Es sind in Israel die letzten frühlingshaften, angenehm warmen Tage, in denen die Bäume, Pflanzen und Blumen noch sprießen, bevor die Sommerhitze über das Land hereinbricht. Genau in diese Zeit fällt das Fest Schawuot. Ein buntes, fröhliches und naturnahes, aber auch ein religiöses Fest. Selbst im säkularen Tel Aviv weiß jeder, wie es gefeiert wird:
"Die meisten bereiten Milchspeisen zu. Es ist ein Grund, mit der ganzen Familie zusammen zu feiern und Spaß zu haben", sagt eine Frau. Eine andere meint: "Vor allem in den Dörfern wird gefeiert, die Landwirte bringen Körbe mit den ersten Früchten, denn jetzt an Schawuot ist Erntezeit. Es gibt alle möglichen leckeren Früchte." Eine dritte Person sagt: "Man isst Käse, Milchprodukte, Aufläufe, Kuchen, und es gibt Wasserspiele."
Wasserschlachten zum Sommerbeginn
Wasserschlachten an Schawuot? Auch Omri und Shaked erinnern sich an ihre Kindheit zurück: "Ja, genau, der Wassertag - wir haben Ballons mit Wasser gefüllt, uns hinter Autos versteckt und uns gegenseitig beschossen", erinnert sich Omri. Shaked ergänzt: "In der Stadt, in der ich groß wurde, haben wir immer schon eine Woche vorher geplant. Alle hatten Wasserpistolen, immer hat sich einer verletzt an diesem Tag, es war immer ein Durcheinander."

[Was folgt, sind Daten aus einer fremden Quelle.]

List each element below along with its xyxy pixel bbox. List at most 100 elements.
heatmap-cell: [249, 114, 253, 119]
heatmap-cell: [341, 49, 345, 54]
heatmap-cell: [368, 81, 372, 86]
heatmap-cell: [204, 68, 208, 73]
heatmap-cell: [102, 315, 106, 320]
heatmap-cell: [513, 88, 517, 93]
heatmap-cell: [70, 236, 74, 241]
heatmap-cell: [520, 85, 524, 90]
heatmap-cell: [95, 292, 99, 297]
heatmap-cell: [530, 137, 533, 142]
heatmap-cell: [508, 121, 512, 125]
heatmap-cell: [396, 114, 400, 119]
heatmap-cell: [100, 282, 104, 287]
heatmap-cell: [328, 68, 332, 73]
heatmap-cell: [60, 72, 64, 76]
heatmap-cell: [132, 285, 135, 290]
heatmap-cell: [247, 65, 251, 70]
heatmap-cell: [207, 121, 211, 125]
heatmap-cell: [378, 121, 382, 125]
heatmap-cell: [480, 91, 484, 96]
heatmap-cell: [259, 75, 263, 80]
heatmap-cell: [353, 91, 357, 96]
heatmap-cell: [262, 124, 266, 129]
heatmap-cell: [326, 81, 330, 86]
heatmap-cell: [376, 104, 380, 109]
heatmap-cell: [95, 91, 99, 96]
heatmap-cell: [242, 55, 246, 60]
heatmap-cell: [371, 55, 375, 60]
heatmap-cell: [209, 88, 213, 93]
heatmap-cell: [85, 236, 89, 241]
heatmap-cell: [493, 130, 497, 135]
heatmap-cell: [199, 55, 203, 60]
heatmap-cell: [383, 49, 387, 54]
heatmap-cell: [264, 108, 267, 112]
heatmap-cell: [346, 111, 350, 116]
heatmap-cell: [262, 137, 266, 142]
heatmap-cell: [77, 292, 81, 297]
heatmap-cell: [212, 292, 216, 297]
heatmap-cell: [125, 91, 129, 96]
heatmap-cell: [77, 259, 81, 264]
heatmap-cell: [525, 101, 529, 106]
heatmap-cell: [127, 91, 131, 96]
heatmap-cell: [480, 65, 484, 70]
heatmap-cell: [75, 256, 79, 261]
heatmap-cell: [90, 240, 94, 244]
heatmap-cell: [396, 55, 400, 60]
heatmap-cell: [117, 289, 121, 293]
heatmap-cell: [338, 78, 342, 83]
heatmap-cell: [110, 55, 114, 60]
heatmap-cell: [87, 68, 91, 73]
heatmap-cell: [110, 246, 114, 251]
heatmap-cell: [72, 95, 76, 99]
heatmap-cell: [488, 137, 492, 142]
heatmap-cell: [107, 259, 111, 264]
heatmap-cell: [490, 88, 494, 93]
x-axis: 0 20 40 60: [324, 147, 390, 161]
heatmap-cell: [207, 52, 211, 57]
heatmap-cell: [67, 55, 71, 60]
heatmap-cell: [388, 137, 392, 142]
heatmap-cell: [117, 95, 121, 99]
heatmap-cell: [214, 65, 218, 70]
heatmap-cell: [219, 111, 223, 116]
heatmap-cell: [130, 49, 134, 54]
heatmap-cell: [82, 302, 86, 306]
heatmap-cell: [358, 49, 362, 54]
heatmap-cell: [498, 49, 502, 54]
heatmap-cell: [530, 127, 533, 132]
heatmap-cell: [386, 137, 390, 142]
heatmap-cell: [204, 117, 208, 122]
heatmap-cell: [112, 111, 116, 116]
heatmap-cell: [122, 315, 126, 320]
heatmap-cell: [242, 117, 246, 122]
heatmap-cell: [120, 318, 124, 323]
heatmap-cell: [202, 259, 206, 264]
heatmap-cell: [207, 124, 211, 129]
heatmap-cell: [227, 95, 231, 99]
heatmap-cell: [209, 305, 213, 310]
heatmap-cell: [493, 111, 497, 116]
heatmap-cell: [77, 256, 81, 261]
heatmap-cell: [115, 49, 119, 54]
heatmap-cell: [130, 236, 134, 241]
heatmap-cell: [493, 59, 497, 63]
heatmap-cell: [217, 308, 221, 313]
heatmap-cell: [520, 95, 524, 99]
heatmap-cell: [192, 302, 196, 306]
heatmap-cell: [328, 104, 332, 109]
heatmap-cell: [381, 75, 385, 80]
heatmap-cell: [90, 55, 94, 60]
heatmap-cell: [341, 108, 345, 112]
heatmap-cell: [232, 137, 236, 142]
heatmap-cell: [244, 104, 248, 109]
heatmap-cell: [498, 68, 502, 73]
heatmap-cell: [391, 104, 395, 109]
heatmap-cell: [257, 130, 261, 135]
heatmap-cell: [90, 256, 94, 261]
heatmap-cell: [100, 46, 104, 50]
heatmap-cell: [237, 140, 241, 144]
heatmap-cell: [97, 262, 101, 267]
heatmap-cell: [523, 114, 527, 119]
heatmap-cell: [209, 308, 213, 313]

Doch woher kommen all diese Traditionen und was haben sie mit Schawuot zu tun? Rabbi Ariel Konstantyn leitet eine orthodoxe Gemeinde im Herzen von Tel Aviv. Er erklärt, worum es an diesem Feiertag geht:
"Schawuot wird 49 Tage nach Pessach gefeiert, als wir Ägypten verließen. Wir wanderten durch die Wüste, nachdem wir das Rote Meer durchquert hatten, und dann kamen wir am Berg Sinai an. Dort hieß es, würden wir die Zehn Gebote empfangen. Und diese Gebote würden uns von Moses gegeben, aber durch die Worte Gottes. Wir würden Gott direkt sprechen hören, während Moses auf der Bergspitze steht. Das war eine sehr starke Erfahrung."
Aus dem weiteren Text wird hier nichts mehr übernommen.